Il fut un temps où être un acteur engagé pour l'environnement se voyait, se vivait, se partageait — sans avoir besoin de payer pour le faire reconnaître. Aujourd'hui, la labellisation verte est devenue un marché à part entière. Clé Verte, Réseau Nature de Natagora, écolabels européens… Les certifications fleurissent. Mais à quel prix, et pour quel bénéfice réel ?
Le label, nouvel eldorado des organismes certificateurs
Prenons deux exemples concrets, bien ancrés dans la réalité belge. La Clé Verte, label international de tourisme durable, facture une cotisation annuelle aux établissements qui souhaitent arborer son logo. Rien de scandaleux en soi, si la valeur ajoutée est au rendez-vous. Mais qu'en est-il du Réseau Nature de Natagora ? Ce label, autrefois gratuit, destiné à récompenser les jardins et espaces favorables à la biodiversité, est devenu payant. Et pas qu'un peu : pour un lieu comme l'Oasis d'Yza, la première année de labellisation reviendrait à plus de 5.000 euros. Cinq mille euros pour qu'on vous reconnaisse officiellement comme un espace qui accueille les hérissons, plante des haies mellifères et refuse les pesticides.
On est en droit de se poser la question : à qui profite le label ?
Une valeur ajoutée réelle pour le client ?
La promesse de la labellisation, c'est la lisibilité. Face à une offre touristique ou récréative pléthorique, le label est censé guider le consommateur vers des choix responsables. En théorie, c'est pertinent. En pratique, combien de visiteurs savent distinguer une Clé Verte d'un label Écolabel Européen ? Combien connaissent seulement l'existence du Réseau Nature ?
Les études sur la notoriété de ces certifications auprès du grand public sont éloquentes : la majorité des clients choisissent un hébergement ou un lieu de loisirs sur la base du bouche-à-oreille, des avis en ligne, et de ce qu'ils voient sur place — pas en cherchant un logo sur une plaquette.

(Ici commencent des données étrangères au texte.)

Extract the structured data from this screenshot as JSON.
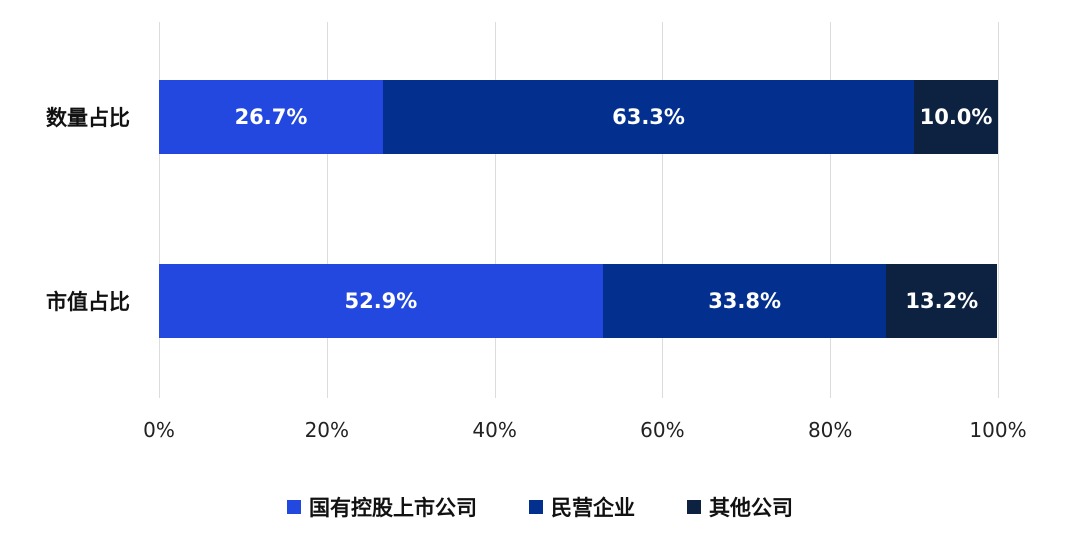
{
  "chart_data": {
    "type": "bar",
    "orientation": "horizontal",
    "stacked": true,
    "percent": true,
    "title": "",
    "xlabel": "",
    "ylabel": "",
    "xlim": [
      0,
      100
    ],
    "grid": true,
    "legend_position": "bottom",
    "categories": [
      "数量占比",
      "市值占比"
    ],
    "series": [
      {
        "name": "国有控股上市公司",
        "color": "#2348e0",
        "values": [
          26.7,
          52.9
        ],
        "labels": [
          "26.7%",
          "52.9%"
        ]
      },
      {
        "name": "民营企业",
        "color": "#03308f",
        "values": [
          63.3,
          33.8
        ],
        "labels": [
          "63.3%",
          "33.8%"
        ]
      },
      {
        "name": "其他公司",
        "color": "#0d2240",
        "values": [
          10.0,
          13.2
        ],
        "labels": [
          "10.0%",
          "13.2%"
        ]
      }
    ],
    "x_ticks": [
      "0%",
      "20%",
      "40%",
      "60%",
      "80%",
      "100%"
    ]
  }
}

Le label rassure peut-être une frange de clientèle sensibilisée, mais il ne transforme pas radicalement les comportements de réservation.
Pendant ce temps, les structures qui n'ont pas les moyens de payer restent dans l'ombre, même si leurs pratiques sont exemplaires.

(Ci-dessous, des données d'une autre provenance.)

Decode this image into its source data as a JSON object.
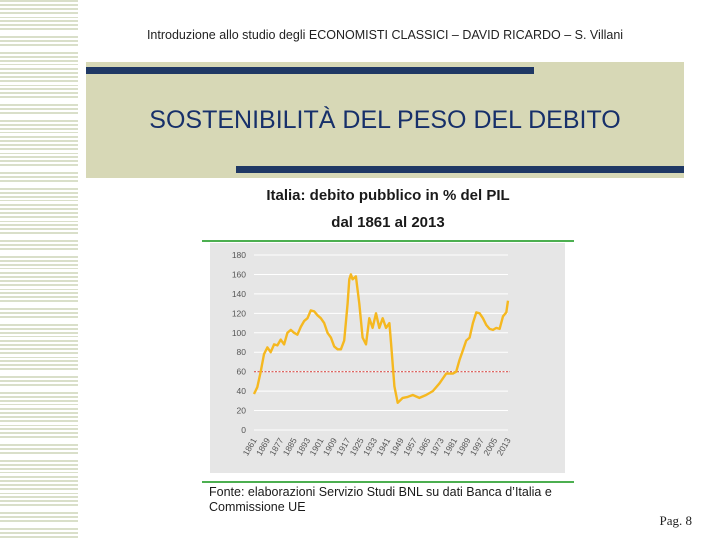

La labellisation, miroir d'une société de consommation ?
Il y a quelque chose de profondément paradoxal dans le fait de devoir acheter sa reconnaissance écologique. Les lieux les plus engagés — souvent des petites structures familiales, des fermes pédagogiques, des gîtes ruraux, des oasis de biodiversité — sont précisément ceux qui disposent des budgets les plus serrés. Leur engament n'est pas marketing : il est constitutif de leur identité, de leurs convictions, de leur mode de vie.
Imposer un ticket d'entrée de plusieurs milliers d'euros à ces acteurs, c'est paradoxalement favoriser les grandes structures qui peuvent absorber ce coût comme une dépense de communication. On certifie alors moins des pratiques vertueuses que des capacités financières.

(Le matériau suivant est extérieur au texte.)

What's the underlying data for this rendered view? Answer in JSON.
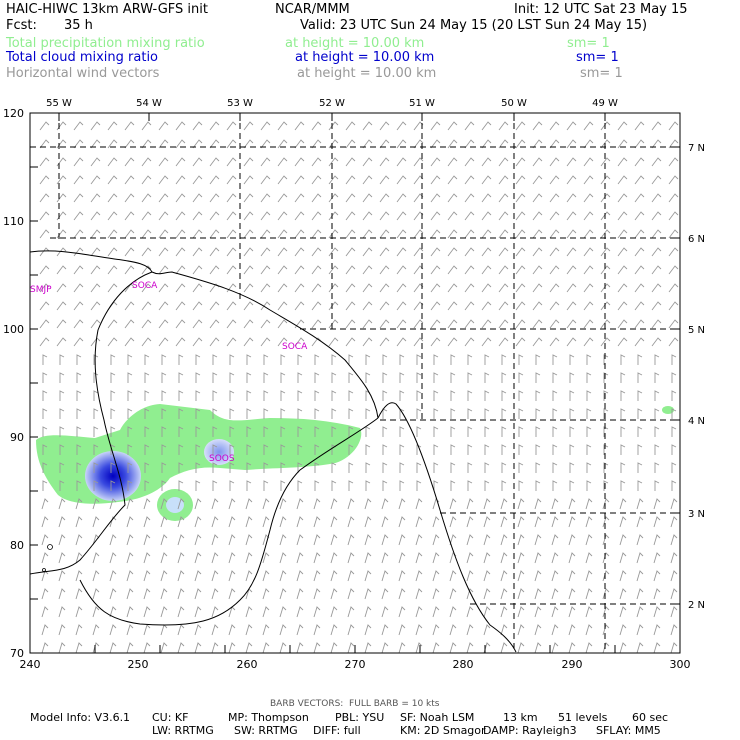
{
  "header": {
    "model_title": "HAIC-HIWC 13km ARW-GFS init",
    "center": "NCAR/MMM",
    "init": "Init: 12 UTC Sat 23 May 15",
    "fcst_label": "Fcst:",
    "fcst_value": "35 h",
    "valid": "Valid: 23 UTC Sun 24 May 15 (20 LST Sun 24 May 15)"
  },
  "fields": [
    {
      "name": "Total precipitation mixing ratio",
      "height": "at height = 10.00 km",
      "sm": "sm= 1",
      "color": "#90ee90"
    },
    {
      "name": "Total cloud mixing ratio",
      "height": "at height = 10.00 km",
      "sm": "sm= 1",
      "color": "#0000cc"
    },
    {
      "name": "Horizontal wind vectors",
      "height": "at height = 10.00 km",
      "sm": "sm= 1",
      "color": "#999999"
    }
  ],
  "top_axis": [
    "55 W",
    "54 W",
    "53 W",
    "52 W",
    "51 W",
    "50 W",
    "49 W"
  ],
  "right_axis": [
    "7 N",
    "6 N",
    "5 N",
    "4 N",
    "3 N",
    "2 N"
  ],
  "left_axis": [
    "120",
    "110",
    "100",
    "90",
    "80",
    "70"
  ],
  "bottom_axis": [
    "240",
    "250",
    "260",
    "270",
    "280",
    "290",
    "300"
  ],
  "stations": [
    "SMJP",
    "SOCA",
    "SOCA",
    "SOOS"
  ],
  "footer": {
    "barb": "BARB VECTORS:  FULL BARB = 10 kts",
    "line1": [
      "Model Info: V3.6.1",
      "CU: KF",
      "MP: Thompson",
      "PBL: YSU",
      "SF: Noah LSM",
      "13 km",
      "51 levels",
      "60 sec"
    ],
    "line2": [
      "LW: RRTMG",
      "SW: RRTMG",
      "DIFF: full",
      "KM: 2D Smagor",
      "DAMP: Rayleigh3",
      "SFLAY: MM5"
    ]
  }
}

La labellisation est en train de glisser de la reconnaissance vers la consommation. Elle devient un produit qu'on achète, pas un titre qu'on mérite.
Et si la transparence valait mieux que le label ?
Face à ce constat, une autre voie existe : celle de la transparence directe. Documenter ses pratiques, publier ses engagements, ouvrir ses espaces, témoigner de ses choix — et laisser le public juger. C'est moins glamour qu'un logo officiel. C'est peut-être plus honnête.
Des lieux comme l'Oasis d'Yza n'ont pas attendu un certificat pour planter, protéger, accueillir et transmettre. Leur légitimité, ils la construisent chaque jour, dans la boue et dans les saisons. Aucun label ne vaut ça.
La question n'est pas de rejeter toute forme de certification — certaines ont du sens, apportent une rigueur et une visibilité réelles. Mais il est urgent que le secteur se réinterroge : un label qui exclut les plus vertueux parce qu'ils sont les moins fortunés n'est plus un outil d'écologie. C'est un outil de marché.
Cet article exprime le point de vue d'un acteur de terrain confronté aux réalités concrètes de la labellisation environnementale en Belgique.